Why is it used to reduce weight? At one point, doctors and researchers observed that obese patients using semaglutide lost weight. In many cases a lot. What’s more, after questioning them, he found that “foods that used to be really ‘exciting’ to them no longer were.”

Only then did they realize that it made sense. Within the incretin family, semaglutide mimics GLP-1 (glucagon-like peptide type 1): a hormone closely related to satiety and slowing intestinal transit. That is, the mechanism that tells the brain that we have eaten enough.

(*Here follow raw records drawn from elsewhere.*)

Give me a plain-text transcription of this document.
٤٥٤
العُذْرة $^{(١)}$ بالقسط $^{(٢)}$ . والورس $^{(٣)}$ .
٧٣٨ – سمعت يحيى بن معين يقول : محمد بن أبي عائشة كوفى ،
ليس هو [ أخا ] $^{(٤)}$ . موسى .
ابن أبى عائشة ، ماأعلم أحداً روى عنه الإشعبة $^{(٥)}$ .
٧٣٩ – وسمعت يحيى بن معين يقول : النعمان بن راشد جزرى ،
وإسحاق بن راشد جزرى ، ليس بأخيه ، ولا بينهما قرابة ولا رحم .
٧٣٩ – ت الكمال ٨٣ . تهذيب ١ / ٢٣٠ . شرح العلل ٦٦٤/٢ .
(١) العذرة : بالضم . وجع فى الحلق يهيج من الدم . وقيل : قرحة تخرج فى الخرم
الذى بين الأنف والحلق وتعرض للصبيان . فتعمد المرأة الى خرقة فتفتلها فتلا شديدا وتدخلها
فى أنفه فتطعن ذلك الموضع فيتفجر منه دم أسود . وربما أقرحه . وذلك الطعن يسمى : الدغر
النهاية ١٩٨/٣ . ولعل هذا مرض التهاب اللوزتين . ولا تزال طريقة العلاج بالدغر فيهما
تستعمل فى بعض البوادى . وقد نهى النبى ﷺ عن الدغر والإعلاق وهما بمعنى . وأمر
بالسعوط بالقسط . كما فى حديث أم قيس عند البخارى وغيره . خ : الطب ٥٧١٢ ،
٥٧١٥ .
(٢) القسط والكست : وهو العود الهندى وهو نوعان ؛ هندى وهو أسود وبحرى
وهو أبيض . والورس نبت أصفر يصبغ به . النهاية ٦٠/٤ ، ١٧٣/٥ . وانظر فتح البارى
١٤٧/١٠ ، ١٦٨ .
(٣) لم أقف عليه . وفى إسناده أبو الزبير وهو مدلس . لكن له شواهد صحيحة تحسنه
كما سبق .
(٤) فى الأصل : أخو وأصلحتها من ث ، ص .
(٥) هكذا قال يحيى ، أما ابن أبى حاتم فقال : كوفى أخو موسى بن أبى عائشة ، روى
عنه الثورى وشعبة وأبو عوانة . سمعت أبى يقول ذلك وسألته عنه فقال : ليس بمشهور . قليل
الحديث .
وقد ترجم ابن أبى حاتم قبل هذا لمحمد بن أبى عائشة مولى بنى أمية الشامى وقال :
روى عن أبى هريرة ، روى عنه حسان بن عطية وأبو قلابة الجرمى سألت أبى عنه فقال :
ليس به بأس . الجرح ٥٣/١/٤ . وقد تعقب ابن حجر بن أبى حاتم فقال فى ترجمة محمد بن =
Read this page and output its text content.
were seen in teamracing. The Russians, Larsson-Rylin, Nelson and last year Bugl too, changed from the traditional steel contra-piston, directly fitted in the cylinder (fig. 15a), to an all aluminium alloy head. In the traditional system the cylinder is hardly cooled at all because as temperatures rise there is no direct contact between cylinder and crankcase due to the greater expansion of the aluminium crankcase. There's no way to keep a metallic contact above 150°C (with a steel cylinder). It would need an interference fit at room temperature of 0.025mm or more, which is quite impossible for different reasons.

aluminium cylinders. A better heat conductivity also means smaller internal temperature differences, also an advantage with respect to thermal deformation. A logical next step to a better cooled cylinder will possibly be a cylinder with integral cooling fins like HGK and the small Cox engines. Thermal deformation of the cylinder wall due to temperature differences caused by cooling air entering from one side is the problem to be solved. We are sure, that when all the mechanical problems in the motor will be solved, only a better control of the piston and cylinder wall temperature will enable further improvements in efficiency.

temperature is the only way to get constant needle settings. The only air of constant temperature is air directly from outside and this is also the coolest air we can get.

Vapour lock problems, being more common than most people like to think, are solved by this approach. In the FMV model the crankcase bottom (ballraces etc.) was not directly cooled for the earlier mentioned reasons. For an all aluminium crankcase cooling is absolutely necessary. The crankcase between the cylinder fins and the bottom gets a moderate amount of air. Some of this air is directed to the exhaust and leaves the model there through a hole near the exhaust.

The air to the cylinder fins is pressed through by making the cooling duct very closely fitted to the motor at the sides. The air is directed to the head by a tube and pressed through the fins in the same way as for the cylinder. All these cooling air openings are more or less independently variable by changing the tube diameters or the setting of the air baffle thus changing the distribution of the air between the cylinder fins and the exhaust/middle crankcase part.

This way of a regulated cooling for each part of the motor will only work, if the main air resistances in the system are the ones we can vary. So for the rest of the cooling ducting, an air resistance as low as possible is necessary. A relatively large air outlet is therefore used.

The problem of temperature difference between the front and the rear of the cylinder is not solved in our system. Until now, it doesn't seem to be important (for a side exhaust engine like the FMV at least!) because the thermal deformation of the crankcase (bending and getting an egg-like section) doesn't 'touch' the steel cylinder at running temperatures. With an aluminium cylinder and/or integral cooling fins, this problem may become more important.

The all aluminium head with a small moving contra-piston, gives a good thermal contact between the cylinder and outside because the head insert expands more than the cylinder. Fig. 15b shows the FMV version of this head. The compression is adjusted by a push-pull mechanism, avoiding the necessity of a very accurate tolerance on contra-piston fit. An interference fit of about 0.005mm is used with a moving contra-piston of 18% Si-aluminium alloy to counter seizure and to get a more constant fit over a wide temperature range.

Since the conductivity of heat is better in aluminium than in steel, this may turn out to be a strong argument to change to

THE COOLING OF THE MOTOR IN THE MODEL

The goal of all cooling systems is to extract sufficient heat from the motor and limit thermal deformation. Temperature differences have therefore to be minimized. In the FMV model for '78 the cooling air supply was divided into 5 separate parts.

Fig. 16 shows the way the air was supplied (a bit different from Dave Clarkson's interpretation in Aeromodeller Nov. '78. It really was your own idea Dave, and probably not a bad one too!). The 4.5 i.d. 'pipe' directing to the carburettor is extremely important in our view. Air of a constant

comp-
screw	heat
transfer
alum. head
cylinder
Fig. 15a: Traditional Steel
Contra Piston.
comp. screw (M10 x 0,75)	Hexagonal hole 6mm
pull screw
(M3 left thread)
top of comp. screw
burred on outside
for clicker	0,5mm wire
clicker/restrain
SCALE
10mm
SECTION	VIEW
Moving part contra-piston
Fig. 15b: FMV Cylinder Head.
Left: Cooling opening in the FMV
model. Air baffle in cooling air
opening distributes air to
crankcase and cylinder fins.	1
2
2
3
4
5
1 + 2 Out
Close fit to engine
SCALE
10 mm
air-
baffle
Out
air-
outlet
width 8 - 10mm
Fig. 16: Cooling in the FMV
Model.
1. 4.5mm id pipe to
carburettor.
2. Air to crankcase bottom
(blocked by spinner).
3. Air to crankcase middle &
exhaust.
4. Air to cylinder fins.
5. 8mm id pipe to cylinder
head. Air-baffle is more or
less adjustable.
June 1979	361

what’s going on? In June 2021, the US FDA approved this weight loss drug. It was the first to achieve this in nearly a decade and followed the withdrawal of several cases from the market. There, somehow or other, a wave began, fueled by social networks (and fueled by characters like Elon Musk or Kim Kardashian), of drug use.

Before summer, the boom in these treatments was huge. And, from the end of September, the Spanish Agency for Medicines and Health Products began to realize that there was an alarming increase in demand. After consulting with the manufacturers, he came to the conclusion that the problems would be persistent until (at least) mid-2023.

what is going to happen? This is an excellent question. The AEMPS has given some indications and proposed measures to ensure that these supply problems do not affect those who need the drug from a clinical point of view (eg diabetics). However, it does not appear that the problem will be contained.

However, the problem goes further, We are past the first stage of the pharmacological approach to obesity. Let us not forget that today, more people die from obesity than from traffic accidents and since 1975, childhood obesity has increased tenfold. In other words, there is a lot of money and a lot of interest in dealing with this epidemic that we still do not know how to control well.

In this sense, semaglutide has become a huge medical and social laboratory for future treatments for obesity. And what we do see is still indication that this disease (as it is accompanied by many social, aesthetic and behavioral problems) is not just another medical problem. It is time to reflect as a society on what to do with all this.